From its iconic supercenters to widely-publicized wage disputes, there is no doubt that Walmart, like it or not, has become a ubiquitous part of our culture. There are currently over 11,000 Walmart stores around the globe, making it one of the most visited interior spaces in the world.
But it is possible that in the future we’ll feel nostalgic about the supermarket chain?
In the short documentary Brendan O’Connell Is Blocking the Bread Aisle, artist Brendan O’Connell goes into Walmart stores to paint the aisles he strolls and the people he sees. O’Connell notes that “whatever your views are, positive or negative related to Walmart, it just is. From an artist’s perspective, addressing this environment that is an undeniable component to contemporary life is exciting.”
In an interview with The Atlantic’s Video channel, filmmakers Julien Lasseur and Jamie Thalman discuss art, Walmart, and the making of the film:
The Atlantic: How did you come to make this documentary?
Julien Lasseur and Jamie Thalman: Julien had been in touch with O'Connell about doing a film project around his Walmart series. The New Yorker had just run an article about O'Connell's project and Walmart gave us permission to shoot in a Connecticut store. We were not exactly big Walmart shoppers, but suspected it would be a different opportunity and something we'd rarely get to experience — shooting a film in a Walmart.

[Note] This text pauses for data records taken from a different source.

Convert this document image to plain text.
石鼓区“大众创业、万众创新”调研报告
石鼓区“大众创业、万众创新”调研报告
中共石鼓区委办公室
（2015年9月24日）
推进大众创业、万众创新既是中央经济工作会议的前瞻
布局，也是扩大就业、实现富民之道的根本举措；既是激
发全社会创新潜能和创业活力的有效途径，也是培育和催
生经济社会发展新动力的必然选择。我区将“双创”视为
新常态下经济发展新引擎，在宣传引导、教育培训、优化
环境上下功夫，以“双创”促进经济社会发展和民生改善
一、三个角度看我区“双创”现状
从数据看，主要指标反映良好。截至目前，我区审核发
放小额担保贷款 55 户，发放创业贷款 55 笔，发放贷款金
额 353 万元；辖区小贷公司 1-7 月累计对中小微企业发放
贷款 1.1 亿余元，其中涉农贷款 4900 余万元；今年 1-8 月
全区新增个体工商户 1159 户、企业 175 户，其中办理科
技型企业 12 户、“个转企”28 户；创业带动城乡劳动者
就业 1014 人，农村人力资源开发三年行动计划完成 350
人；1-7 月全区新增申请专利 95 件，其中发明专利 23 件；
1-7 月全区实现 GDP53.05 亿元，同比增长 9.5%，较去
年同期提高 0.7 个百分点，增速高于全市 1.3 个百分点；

Has your own perspective on shopping changed since making the film?
We find ourselves thinking about how to “elevate everyday moments into acts of beauty” more often. When we're in the drugstore for toothpaste, it's less of a chore now and more a part of our everyday experience. If we let those moments fall into the mundane, they're lost in some way. Toothpaste shopping still isn't something we love, but it's not something that bores us to tears anymore; it can actually be kind of nice.
What was it like shooting inside a Walmart? What was the reaction of passersby?

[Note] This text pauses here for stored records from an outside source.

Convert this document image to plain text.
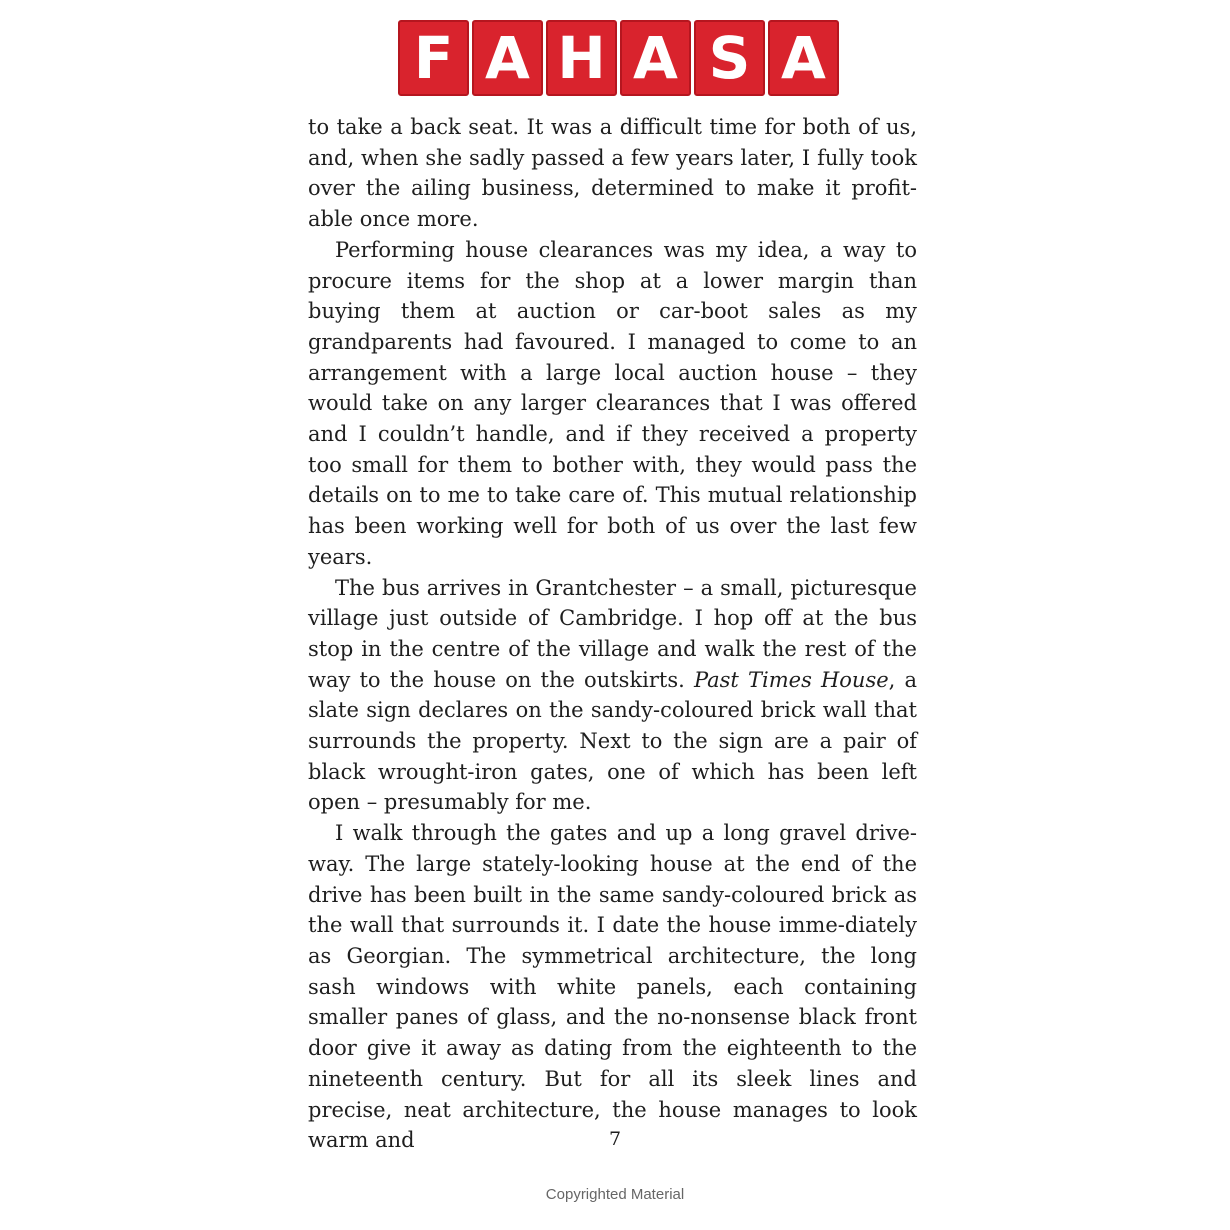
F A H A S A

to take a back seat. It was a difficult time for both of us, and, when she sadly passed a few years later, I fully took over the ailing business, determined to make it profit-able once more.

Performing house clearances was my idea, a way to procure items for the shop at a lower margin than buying them at auction or car-boot sales as my grandparents had favoured. I managed to come to an arrangement with a large local auction house – they would take on any larger clearances that I was offered and I couldn’t handle, and if they received a property too small for them to bother with, they would pass the details on to me to take care of. This mutual relationship has been working well for both of us over the last few years.

The bus arrives in Grantchester – a small, picturesque village just outside of Cambridge. I hop off at the bus stop in the centre of the village and walk the rest of the way to the house on the outskirts. Past Times House, a slate sign declares on the sandy-coloured brick wall that surrounds the property. Next to the sign are a pair of black wrought-iron gates, one of which has been left open – presumably for me.

I walk through the gates and up a long gravel drive-way. The large stately-looking house at the end of the drive has been built in the same sandy-coloured brick as the wall that surrounds it. I date the house imme-diately as Georgian. The symmetrical architecture, the long sash windows with white panels, each containing smaller panes of glass, and the no-nonsense black front door give it away as dating from the eighteenth to the nineteenth century. But for all its sleek lines and precise, neat architecture, the house manages to look warm and	7
Copyrighted Material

We had a very different experience shooting in Walmart than when O'Connell first started taking photos there; they actually let us roll video on our cameras. Employees were curious about the project at first, but as the day progressed we blended into the backdrop of the store. We used a shopping cart to move our equipment throughout the store and were assigned an asset preservation associate to look after our equipment.
We were generally so low impact shooting with only two Canon 5Ds that people barely noticed us. Brendan's painting setup attracted some attention, as an occasional shopper would stop to watch for a minute. Children were curious about the filming and painting; their parents would quietly explain we were shooting. We also blocked a few aisles with our Dana Dolly for some shots; as it's not something they experience everyday, shoppers found it amusing to have to wait while we got a shot off.

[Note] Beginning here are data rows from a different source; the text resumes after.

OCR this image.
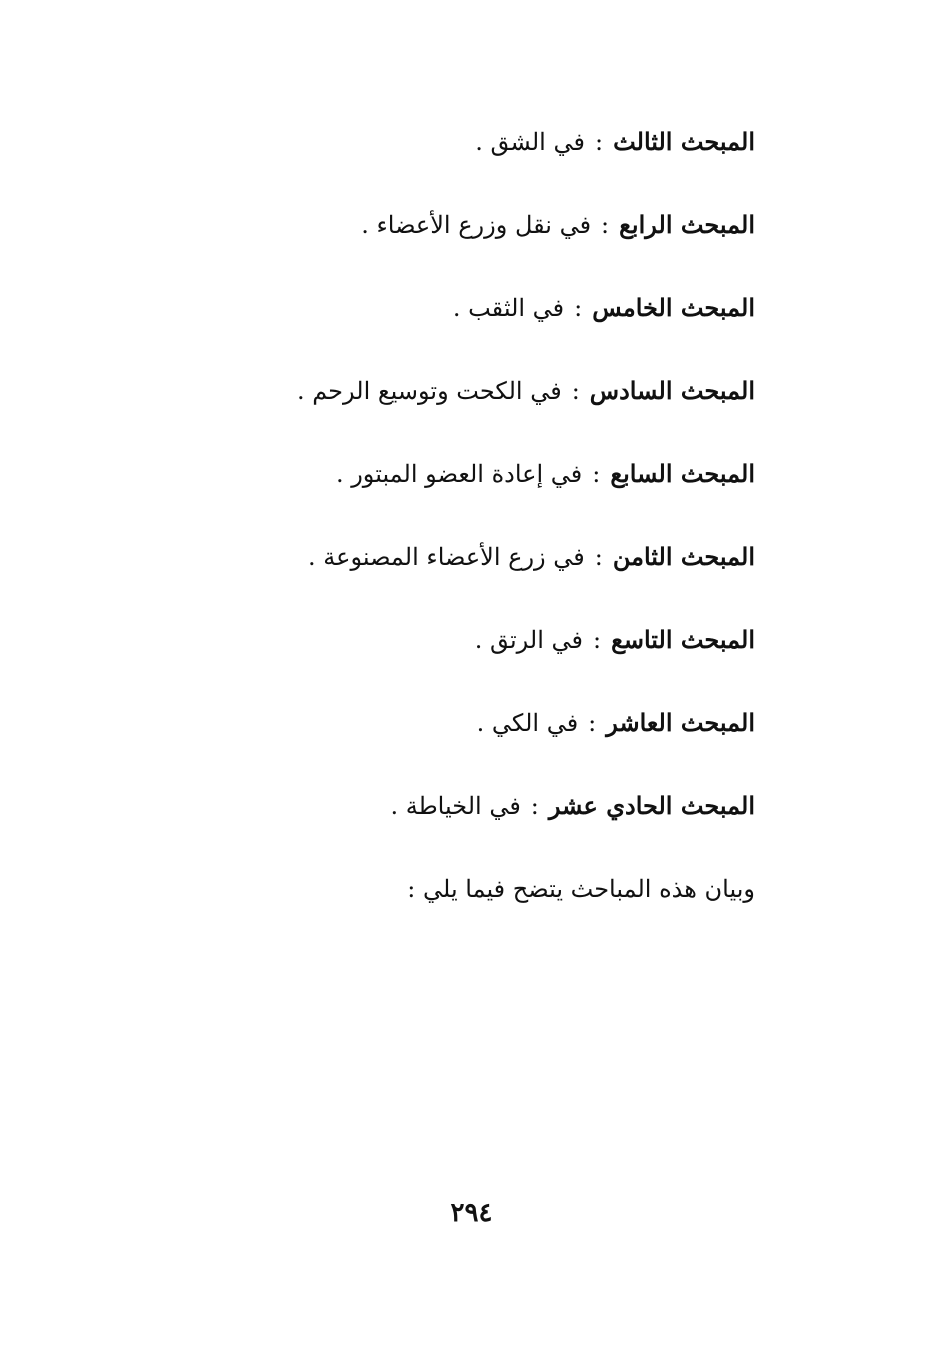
المبحث الثالث:في الشق .
المبحث الرابع:في نقل وزرع الأعضاء .
المبحث الخامس:في الثقب .
المبحث السادس:في الكحت وتوسيع الرحم .
المبحث السابع:في إعادة العضو المبتور .
المبحث الثامن:في زرع الأعضاء المصنوعة .
المبحث التاسع:في الرتق .
المبحث العاشر:في الكي .
المبحث الحادي عشر:في الخياطة .
وبيان هذه المباحث يتضح فيما يلي :
٢٩٤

What do you hope the impact of your film will be?
We hope that viewers challenge their assumptions about seemingly mundane and everyday moments. Further, we want people to think about Walmart differently. We're not condoning the retail giant with this piece, but we are suggesting that it's a part of our everyday culture and plays a subtle role in our lives.
How has O’Connell’s Walmart series evolved since 2003, and what's next for the project?
O'Connell's Walmart series has gone from something he did on the fringe, having to evade Walmart to capture the images he worked off of, to mainstream acceptance. His relationship with Walmart and his appearances in The New Yorker and The Colbert Report catapulted the series' profile, but he's still working out of the same Connecticut barn where he started. He also gets to paint in Walmart stores more regularly.